Alle Nobelpreise sind in diesem Jahr erneut mit zehn Millionen schwedischen Kronen pro Kategorie dotiert. Umgerechnet sind das derzeit knapp 920.000 Euro. Bis auf den in Oslo gekürten Friedensnobelpreisträger werden alle weiteren Preisträgerinnen und Preisträger in Stockholm verkündet.

Wer für die Auszeichnungen nominiert wurde, wird von den unterschiedlichen Vergabe-Institutionen traditionell streng geheim gehalten. Häufig wird die Auszeichnung zwei oder drei Wissenschaftlern zusammen zugesprochen, die zum Beispiel gemeinsam zu einem Themenfeld geforscht haben. Sie teilen sich das Preisgeld dann.

Gemeinsame Ehrungen nach Corona-Jahren

Nach zwei Jahren mit Corona-Beschränkungen und stark reduzierten Zeremonien setzt die Nobelstiftung darauf, dass die in Stockholm ausgezeichneten Persönlichkeiten diesmal gebührend vor Ort gefeiert werden können - und zwar gemeinsam mit ihren Kolleginnen und Kollegen aus den beiden Vorjahren.

"In diesem Jahr bringen wir nicht nur die diesjährigen Preisträger, sondern auch die Preisträger von 2020 und 2021 nach Stockholm", sagte der Direktor der Nobelstiftung, Vidar Helgesen. "Es wird das größte Treffen von Nobelpreisträgern seit sehr langer Zeit sein."

Preisstifter Alfred Nobel

Der Erfinder des Dynamits | Bildquelle: afp

Bis auf den Wirtschaftsnobelpreis gehen alle Auszeichnungen auf das Testament von Preisstifter und Dynamit-Erfinder Alfred Nobel (1833-1896) zurück.
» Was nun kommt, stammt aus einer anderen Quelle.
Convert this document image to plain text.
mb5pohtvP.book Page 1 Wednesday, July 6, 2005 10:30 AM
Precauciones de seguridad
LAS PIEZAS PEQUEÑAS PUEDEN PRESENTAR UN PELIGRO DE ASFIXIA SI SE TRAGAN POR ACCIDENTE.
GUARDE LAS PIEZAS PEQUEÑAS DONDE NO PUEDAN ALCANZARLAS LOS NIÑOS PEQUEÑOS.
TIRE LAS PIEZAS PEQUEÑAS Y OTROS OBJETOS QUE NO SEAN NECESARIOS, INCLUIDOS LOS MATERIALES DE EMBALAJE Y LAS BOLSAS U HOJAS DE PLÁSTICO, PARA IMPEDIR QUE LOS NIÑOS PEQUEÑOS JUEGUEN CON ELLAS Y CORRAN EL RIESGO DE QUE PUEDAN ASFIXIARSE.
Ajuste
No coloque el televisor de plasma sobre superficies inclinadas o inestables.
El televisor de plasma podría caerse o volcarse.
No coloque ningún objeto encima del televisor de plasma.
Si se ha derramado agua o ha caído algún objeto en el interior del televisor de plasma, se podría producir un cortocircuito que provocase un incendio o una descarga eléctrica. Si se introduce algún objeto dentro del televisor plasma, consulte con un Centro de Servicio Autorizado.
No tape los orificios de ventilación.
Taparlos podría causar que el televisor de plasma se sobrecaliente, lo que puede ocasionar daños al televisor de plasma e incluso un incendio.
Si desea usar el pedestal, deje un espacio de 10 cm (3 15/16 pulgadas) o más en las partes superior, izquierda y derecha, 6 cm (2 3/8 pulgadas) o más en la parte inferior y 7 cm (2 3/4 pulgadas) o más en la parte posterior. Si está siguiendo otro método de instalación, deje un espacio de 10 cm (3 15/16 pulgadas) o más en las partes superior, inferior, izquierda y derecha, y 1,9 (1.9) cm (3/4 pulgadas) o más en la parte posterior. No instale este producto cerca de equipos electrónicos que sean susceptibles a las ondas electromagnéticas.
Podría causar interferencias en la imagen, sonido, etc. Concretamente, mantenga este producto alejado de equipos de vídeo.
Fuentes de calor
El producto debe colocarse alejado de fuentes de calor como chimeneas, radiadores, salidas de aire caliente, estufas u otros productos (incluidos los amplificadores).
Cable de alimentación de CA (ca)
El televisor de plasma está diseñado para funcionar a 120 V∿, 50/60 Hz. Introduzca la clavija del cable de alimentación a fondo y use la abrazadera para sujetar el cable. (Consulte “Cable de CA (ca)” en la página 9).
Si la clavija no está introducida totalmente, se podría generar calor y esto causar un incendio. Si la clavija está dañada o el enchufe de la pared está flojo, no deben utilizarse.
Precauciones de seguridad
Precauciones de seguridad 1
Darin hatte Nobel bestimmt, dass der Großteil seines verbliebenen Kapitals angelegt werden solle und die Zinsen daraus als Preise an diejenigen gehen sollen, die "im vergangenen Jahr der Menschheit den größten Nutzen erwiesen haben".

Überreicht werden die Nobelpreise traditionell an Nobels Todestag am 10. Dezember – der Friedensnobelpreis in Oslo, alle weiteren Auszeichnungen in Stockholm. Dabei erhalten die Ausgewählten auch ihre prestigeträchtigen Nobelmedaillen und Diplome.